In Morocco: Clinic, Co-Op, Camaraderie
By JOHANNA SOMERS | VIRGINIA BEACH, PEACE CORPS WORKER, 24
I WAKE TO THE CALL to prayer at 4 a.m. and again at 6:30 to the call of roosters and donkeys.
At about 7:30, I roll out of my mattress on the floor and head to my 3-foot-by-3-foot kitchen. I boil water on my small gas tank for coffee, and then I shower with cold water from a bucket over my Turkish concrete toilet. I grab cereal for breakfast and head to the clinic.
I am a Peace Corps volunteer in Morocco, and I love my job! I work as a health teacher in the local clinic and elementary school. I also am collaborating with the local government association to clean up the town’s drinking water, which comes from a spring that is tainted with gasoline, has no cover and lacks chloride treatment.
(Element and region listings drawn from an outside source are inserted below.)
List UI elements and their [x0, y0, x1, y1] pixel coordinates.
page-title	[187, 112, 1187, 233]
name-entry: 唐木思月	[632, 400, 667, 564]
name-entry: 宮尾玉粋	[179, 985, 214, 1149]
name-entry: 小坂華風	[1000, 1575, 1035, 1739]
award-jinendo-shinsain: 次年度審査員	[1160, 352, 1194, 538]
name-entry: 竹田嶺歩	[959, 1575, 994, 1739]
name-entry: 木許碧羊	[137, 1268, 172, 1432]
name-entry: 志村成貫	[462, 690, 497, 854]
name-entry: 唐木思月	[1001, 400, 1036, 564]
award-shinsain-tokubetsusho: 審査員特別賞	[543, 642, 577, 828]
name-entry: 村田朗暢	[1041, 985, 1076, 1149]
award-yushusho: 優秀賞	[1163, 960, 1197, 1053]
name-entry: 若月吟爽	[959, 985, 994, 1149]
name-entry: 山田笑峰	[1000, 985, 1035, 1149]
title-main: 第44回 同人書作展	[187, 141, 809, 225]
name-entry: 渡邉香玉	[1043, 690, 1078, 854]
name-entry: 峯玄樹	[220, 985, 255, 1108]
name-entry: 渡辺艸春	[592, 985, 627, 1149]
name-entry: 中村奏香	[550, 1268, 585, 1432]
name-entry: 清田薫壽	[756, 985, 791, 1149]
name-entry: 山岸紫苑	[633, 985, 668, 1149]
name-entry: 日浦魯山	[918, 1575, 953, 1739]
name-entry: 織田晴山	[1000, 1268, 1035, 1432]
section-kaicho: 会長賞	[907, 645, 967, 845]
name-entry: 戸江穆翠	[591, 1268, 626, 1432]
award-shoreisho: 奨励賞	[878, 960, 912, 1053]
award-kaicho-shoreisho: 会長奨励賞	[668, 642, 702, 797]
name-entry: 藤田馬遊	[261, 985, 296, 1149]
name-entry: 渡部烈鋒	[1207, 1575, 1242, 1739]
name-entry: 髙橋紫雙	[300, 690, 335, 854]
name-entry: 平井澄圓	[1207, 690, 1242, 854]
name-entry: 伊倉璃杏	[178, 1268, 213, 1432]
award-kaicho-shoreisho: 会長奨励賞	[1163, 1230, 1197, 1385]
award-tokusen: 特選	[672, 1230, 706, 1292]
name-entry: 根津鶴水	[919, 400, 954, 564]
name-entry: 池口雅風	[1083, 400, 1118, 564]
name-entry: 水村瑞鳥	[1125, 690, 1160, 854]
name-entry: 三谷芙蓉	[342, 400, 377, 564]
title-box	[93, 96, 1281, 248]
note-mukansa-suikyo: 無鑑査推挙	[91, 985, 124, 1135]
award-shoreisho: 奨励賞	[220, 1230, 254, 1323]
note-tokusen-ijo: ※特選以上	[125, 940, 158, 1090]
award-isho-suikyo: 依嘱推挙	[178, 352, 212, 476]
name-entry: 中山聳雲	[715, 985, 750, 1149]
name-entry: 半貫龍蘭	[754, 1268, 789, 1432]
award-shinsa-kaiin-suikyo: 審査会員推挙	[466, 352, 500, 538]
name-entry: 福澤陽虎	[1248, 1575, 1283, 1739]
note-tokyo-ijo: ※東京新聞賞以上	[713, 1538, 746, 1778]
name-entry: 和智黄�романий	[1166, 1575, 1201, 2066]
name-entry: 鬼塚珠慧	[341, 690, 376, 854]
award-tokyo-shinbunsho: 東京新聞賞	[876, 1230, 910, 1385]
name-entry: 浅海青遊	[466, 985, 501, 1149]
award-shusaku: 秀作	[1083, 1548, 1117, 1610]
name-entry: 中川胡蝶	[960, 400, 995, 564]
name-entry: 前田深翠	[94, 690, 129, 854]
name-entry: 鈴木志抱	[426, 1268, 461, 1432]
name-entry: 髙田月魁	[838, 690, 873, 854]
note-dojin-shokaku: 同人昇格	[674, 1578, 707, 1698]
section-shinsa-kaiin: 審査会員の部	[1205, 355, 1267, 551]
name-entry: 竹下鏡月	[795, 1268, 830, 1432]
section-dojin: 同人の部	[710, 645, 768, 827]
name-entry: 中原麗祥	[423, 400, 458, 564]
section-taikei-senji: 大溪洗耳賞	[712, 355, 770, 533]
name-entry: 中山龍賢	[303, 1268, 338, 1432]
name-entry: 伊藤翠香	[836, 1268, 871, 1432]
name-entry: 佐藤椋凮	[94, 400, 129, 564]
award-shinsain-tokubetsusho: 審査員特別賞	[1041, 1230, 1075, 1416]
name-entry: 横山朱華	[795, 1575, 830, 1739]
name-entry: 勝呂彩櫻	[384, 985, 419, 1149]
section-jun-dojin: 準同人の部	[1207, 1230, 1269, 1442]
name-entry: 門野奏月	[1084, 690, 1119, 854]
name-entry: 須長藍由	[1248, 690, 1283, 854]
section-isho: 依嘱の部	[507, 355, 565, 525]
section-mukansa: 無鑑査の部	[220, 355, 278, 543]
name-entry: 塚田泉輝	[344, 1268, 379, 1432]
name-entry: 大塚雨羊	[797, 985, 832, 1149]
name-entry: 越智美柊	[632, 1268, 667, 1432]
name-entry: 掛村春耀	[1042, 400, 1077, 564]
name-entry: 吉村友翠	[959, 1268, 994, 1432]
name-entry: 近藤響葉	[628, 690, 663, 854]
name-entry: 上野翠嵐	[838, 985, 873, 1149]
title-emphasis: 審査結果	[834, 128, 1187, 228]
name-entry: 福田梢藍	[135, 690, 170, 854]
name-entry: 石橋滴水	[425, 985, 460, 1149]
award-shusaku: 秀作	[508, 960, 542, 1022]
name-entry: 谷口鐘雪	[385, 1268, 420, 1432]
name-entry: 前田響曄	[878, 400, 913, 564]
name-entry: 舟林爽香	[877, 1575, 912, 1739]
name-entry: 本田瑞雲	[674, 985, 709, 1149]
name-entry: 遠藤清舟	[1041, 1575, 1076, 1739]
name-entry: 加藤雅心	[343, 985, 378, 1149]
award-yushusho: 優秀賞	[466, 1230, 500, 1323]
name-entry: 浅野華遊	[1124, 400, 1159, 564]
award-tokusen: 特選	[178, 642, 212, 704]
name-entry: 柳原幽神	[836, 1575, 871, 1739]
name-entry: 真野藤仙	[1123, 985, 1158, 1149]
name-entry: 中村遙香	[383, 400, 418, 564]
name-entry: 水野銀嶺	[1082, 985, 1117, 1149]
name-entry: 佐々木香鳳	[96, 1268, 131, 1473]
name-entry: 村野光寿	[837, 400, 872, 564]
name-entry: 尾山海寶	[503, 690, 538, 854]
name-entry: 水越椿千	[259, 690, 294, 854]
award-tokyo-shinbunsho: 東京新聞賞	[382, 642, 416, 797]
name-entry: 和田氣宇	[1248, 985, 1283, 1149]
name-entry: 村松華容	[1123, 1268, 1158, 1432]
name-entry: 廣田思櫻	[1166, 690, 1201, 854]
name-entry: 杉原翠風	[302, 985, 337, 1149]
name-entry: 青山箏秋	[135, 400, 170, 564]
At the clinic, I greet 15 to 20 women who have come to have their newborns vaccinated. Then they are sent to the room next door, where I teach.
I speak the local dialect, Tashelheet, a Berber dialect of southern Morocco, and I also use a variety of visuals on pre natal care, vaccinations, family planning, hygiene, hand-washing with soap, brushing teeth, microbes, water purification, diarrhea, chronic illnesses like diabetes, sexually transmitted diseases and HIV/AIDS. The women laugh at my over dramatizations on microbes and diarrhea.
Around 1 p.m., I head to the argan cooperative and say hello to the many women employed there. Argan is a fruit that is transformed into a kind of gourmet peanut butter, cooking oil and skin lotion. It has reached European markets and is beginning to reach Asia and North America.
The cooperative brings a lot of tourism to the small town of 3,000. I often find myself speaking to French, Japanese, Dutch, British and even Americans. Thank goodness English language has traveled far.
I head to my home, make lunch and take a breather. Later I visit the small store near my house to pick up supplies for dinner and socialize with the women in my neighborhood. I head in before dark, do some exercise, watch Al Jazeera in English and fall asleep to my latest book.